In fact, here is a code for a model that always gives the same density as the observed data, but it is not necessarily a good model:

# Training set
set.seed(666)
x_train <- rnorm(10000,3,2/3)
y_train <- sin(2*pi*x_train) + rnorm(10000,0,0.05) 


# Test set
x_test <- rnorm(1000,3,2/3)
y_test <- sin(2*pi*x_test) + rnorm(1000,0,0.05)

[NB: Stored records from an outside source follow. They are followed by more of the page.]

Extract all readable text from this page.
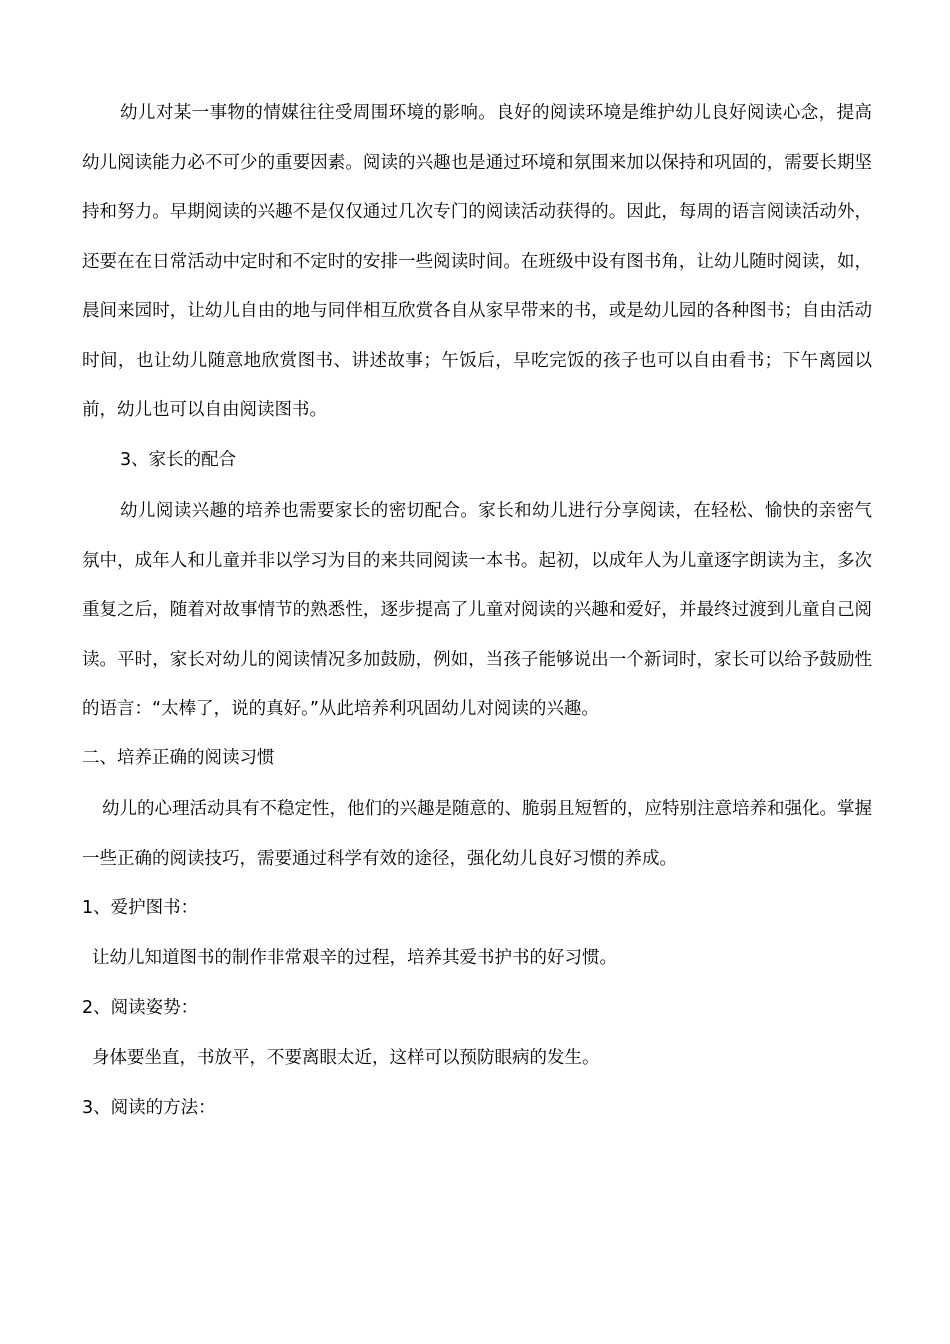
幼儿对某一事物的情媒往往受周围环境的影响。良好的阅读环境是维护幼儿良好阅读心念，提高幼儿阅读能力必不可少的重要因素。阅读的兴趣也是通过环境和氛围来加以保持和巩固的，需要长期坚持和努力。早期阅读的兴趣不是仅仅通过几次专门的阅读活动获得的。因此，每周的语言阅读活动外，还要在在日常活动中定时和不定时的安排一些阅读时间。在班级中设有图书角，让幼儿随时阅读，如，晨间来园时，让幼儿自由的地与同伴相互欣赏各自从家早带来的书，或是幼儿园的各种图书；自由活动时间，也让幼儿随意地欣赏图书、讲述故事；午饭后，早吃完饭的孩子也可以自由看书；下午离园以前，幼儿也可以自由阅读图书。

3、家长的配合

幼儿阅读兴趣的培养也需要家长的密切配合。家长和幼儿进行分享阅读，在轻松、愉快的亲密气氛中，成年人和儿童并非以学习为目的来共同阅读一本书。起初，以成年人为儿童逐字朗读为主，多次重复之后，随着对故事情节的熟悉性，逐步提高了儿童对阅读的兴趣和爱好，并最终过渡到儿童自己阅读。平时，家长对幼儿的阅读情况多加鼓励，例如，当孩子能够说出一个新词时，家长可以给予鼓励性的语言：“太棒了，说的真好。”从此培养利巩固幼儿对阅读的兴趣。

二、培养正确的阅读习惯

幼儿的心理活动具有不稳定性，他们的兴趣是随意的、脆弱且短暂的，应特别注意培养和强化。掌握一些正确的阅读技巧，需要通过科学有效的途径，强化幼儿良好习惯的养成。

1、爱护图书：

让幼儿知道图书的制作非常艰辛的过程，培养其爱书护书的好习惯。

2、阅读姿势：

身体要坐直，书放平，不要离眼太近，这样可以预防眼病的发生。

3、阅读的方法：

# Empirical distribution function of X:
F_X <- function(x, data = x_train){
  sort_x <- sort(data)
  distr <- cumsum(rep(1,length(sort_x))) / length(sort_x)
  n <- length(x)
  res <- 0 * x
  for(k in 1:n){
    pos <- cumsum(x[k] >= sort_x)[length(sort_x)]
    if(pos == 0){
      res[k] <- 0
    }else{
      if(pos == length(sort_x)){
        res[k] <- 1
      }else{
        alpha <- (x[k] - sort_x[pos]) / (sort_x[pos + 1] - sort_x[pos])
        res[k] <-  (1- alpha) * distr[pos] + alpha * distr[pos + 1]
      }
    }
  }
  return(res)
}

# The inverse function
F_inv <- function(p,fun,m, M, eps = 1e-8){
  n <- length(p)
  val <- 0 * p + (m + M)/2
  for(k in 1:n){
    if(p[k] <= 0){
      val[k] <- m
    }else{
      if(p[k] >= 1){
        val[k] <- M
      }else{
        test <- fun(val[k])
        low <- m
        high <- M
        while(abs(test - p[k]) > eps){
          aux <- val[k]
          if(test < p[k]){
            val[k] <- (val[k] + high)/ 2
            low <- aux
          }else{
            val[k] <- (val[k] + low)/ 2
            high <- aux
          }
          test <- fun(val[k])
        } # end while
      } # end else
    } # end else
  } # end for 
  return(val)
}

# Training the model
model_f <- function(x,x_train,y_train){
  y_vals <- F_X(x,x_train)
  F_Y <- function(y){
    return(F_X(y,y_train))
  }
  y_hat <- F_inv(p = y_vals,
                 fun = F_Y,
                 m = min(y_train),
                 M = max(y_train))
  return(y_hat)
}

# Evaluate model
y_hat <- model_f(x_test,x_train,y_train)

# Compare the models on the test data
par(mfrow = c(1,2))
plot(density(y_test),col = 'red',
     xlab = 'Values', ylab = 'density', main = 'Comparison of densities')
lines(density(y_hat),col = 'blue')

plot(y_test,y_hat,main = 'Actual relationship of test data\nand predicted values',
     xlab = 'Test data',
     ylab = 'Predicted values')

I think we can argue that the densities look quite similar. However, the model sucks: it’s completely discontinuous, it does not ressemble the identity line at all. The model is as useless as the plot showing the similarity of the densities.

Final comments

This, as many other errors, could happen to anyone of us. I am only raising the flag to pay attention to this specific trap.

Please do not be that guy showing the densities… and whatever you do, don’t fall for the histogram trap.